Why it works as a pattern¶
- ACID + time travel (Delta Lake) gives reproducibility — consistent training sets, re-analysis against an old snapshot, audit-quality reproducibility.
- One governance vocabulary — a single PHI-tag or study-ID predicate can scope all modalities at once; there is no per-store policy drift.
- Cross-modal joins are first-class — joining imaging embeddings to genomics variants to notes-derived symptoms is a SQL join, not a cross-system ETL.
- Lineage-across-modalities is free — features surface with their full upstream graph regardless of which modality's tooling produced them.
Forces¶
- Lakehouse lock-in. The pattern assumes the substrate can hold every modality well enough; extremely specialised modality stores (sub-millisecond imaging stores, transactional OLTP for some workloads) may still warrant exceptions.
- Modality-specific tooling must accept Delta as its native table format — that's why Databricks calls out Glow (native Delta outputs) and Lakeflow SDP (decorator-driven Delta tables) explicitly. Tooling that requires its own storage tier reintroduces the specialty-store problem.
- Governance must be strong enough to replace per-store controls. The post's framing ("PHI / PII / 28 CFR Part 202 / StudyID / …" tags, row/column-level controls, audit, lineage, controlled sharing) is effectively the minimum UC contract for the pattern to displace per-store governance.
Consequences¶
- "Fewer data copies and fewer one-off pipelines." (Source: sources/2026-04-22-databricks-multimodal-data-integration-production-architectures-for-healthcare-ai)
- Cross-modal features become a query over one catalog rather than an integration project.
- Compliance posture is defined once at the catalog and inherited by every modality.
- New modalities are added by "land in Delta + tag under UC + expose via modality-specific tooling" — an additive move rather than a new stack.
Related patterns in the wiki¶
- concepts/data-lakehouse — the substrate class the pattern assumes.
- concepts/medallion-architecture — the bronze/silver/gold progression typically layered inside each modality's table set.

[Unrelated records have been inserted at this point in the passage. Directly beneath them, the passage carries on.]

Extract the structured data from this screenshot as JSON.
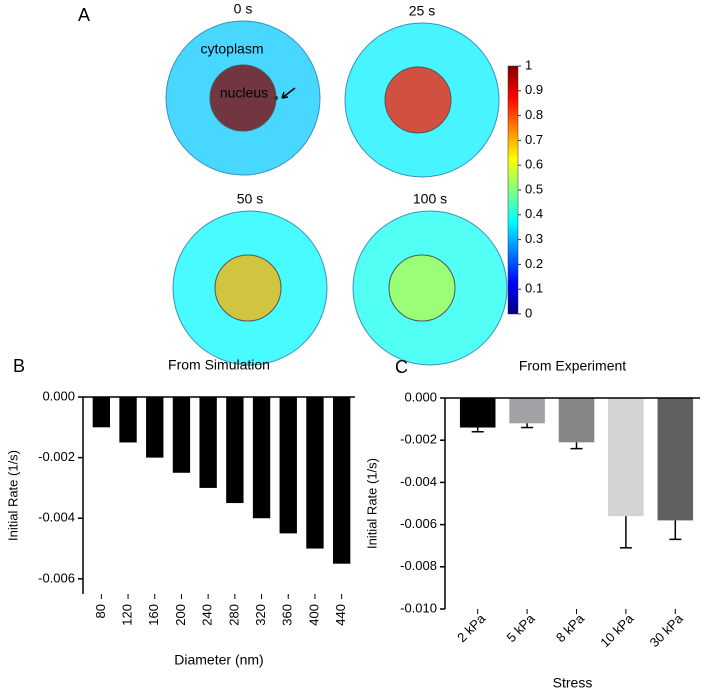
{
  "panel_a": {
    "label": "A",
    "frames": [
      "0 s",
      "25 s",
      "50 s",
      "100 s"
    ],
    "cytoplasm_label": "cytoplasm",
    "nucleus_label": "nucleus",
    "nucleus_values": [
      1,
      0.85,
      0.7,
      0.55
    ],
    "cytoplasm_values": [
      0.32,
      0.36,
      0.37,
      0.39
    ],
    "colorbar": {
      "lim": [
        0,
        1
      ],
      "ticks": [
        0,
        0.1,
        0.2,
        0.3,
        0.4,
        0.5,
        0.6,
        0.7,
        0.8,
        0.9,
        1
      ]
    }
  },
  "chart_data": [
    {
      "type": "bar",
      "panel": "B",
      "title": "From Simulation",
      "x_label": "Diameter (nm)",
      "y_label": "Initial Rate (1/s)",
      "categories": [
        "80",
        "120",
        "160",
        "200",
        "240",
        "280",
        "320",
        "360",
        "400",
        "440"
      ],
      "values": [
        -0.001,
        -0.0015,
        -0.002,
        -0.0025,
        -0.003,
        -0.0035,
        -0.004,
        -0.0045,
        -0.005,
        -0.0055
      ],
      "colors": [
        "#000000",
        "#000000",
        "#000000",
        "#000000",
        "#000000",
        "#000000",
        "#000000",
        "#000000",
        "#000000",
        "#000000"
      ],
      "ylim": [
        -0.0065,
        0
      ],
      "yticks": [
        {
          "value": 0,
          "label": "0.000"
        },
        {
          "value": -0.002,
          "label": "-0.002"
        },
        {
          "value": -0.004,
          "label": "-0.004"
        },
        {
          "value": -0.006,
          "label": "-0.006"
        }
      ]
    },
    {
      "type": "bar",
      "panel": "C",
      "title": "From Experiment",
      "x_label": "Stress",
      "y_label": "Initial Rate (1/s)",
      "categories": [
        "2 kPa",
        "5 kPa",
        "8 kPa",
        "10 kPa",
        "30 kPa"
      ],
      "values": [
        -0.0014,
        -0.0012,
        -0.0021,
        -0.0056,
        -0.0058
      ],
      "errors": [
        0.0002,
        0.0002,
        0.0003,
        0.0015,
        0.0009
      ],
      "colors": [
        "#000000",
        "#a2a2a6",
        "#858585",
        "#d4d4d4",
        "#606060"
      ],
      "ylim": [
        -0.01,
        0
      ],
      "yticks": [
        {
          "value": 0,
          "label": "0.000"
        },
        {
          "value": -0.002,
          "label": "-0.002"
        },
        {
          "value": -0.004,
          "label": "-0.004"
        },
        {
          "value": -0.006,
          "label": "-0.006"
        },
        {
          "value": -0.008,
          "label": "-0.008"
        },
        {
          "value": -0.01,
          "label": "-0.010"
        }
      ]
    }
  ]
}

- patterns/telemetry-to-lakehouse — the analogous pattern for AI telemetry, with Unity AI Gateway + OpenTelemetry → UC-managed Delta tables.
- patterns/fusion-strategy-selection-by-deployment-reality — the modelling-side decision that assumes this lakehouse-substrate pattern holds underneath.
Seen in¶
- sources/2026-04-22-databricks-multimodal-data-integration-production-architectures-for-healthcare-ai — canonical instance. Databricks names the specialty-store-per- modality anti-pattern explicitly and positions governed Delta tables under Unity Catalog as the unifying substrate, with Glow (genomics), Mosaic AI Vector Search (imaging), NLP pipelines (notes), and Lakeflow SDP (wearables) as the four modality-specific tools layered above.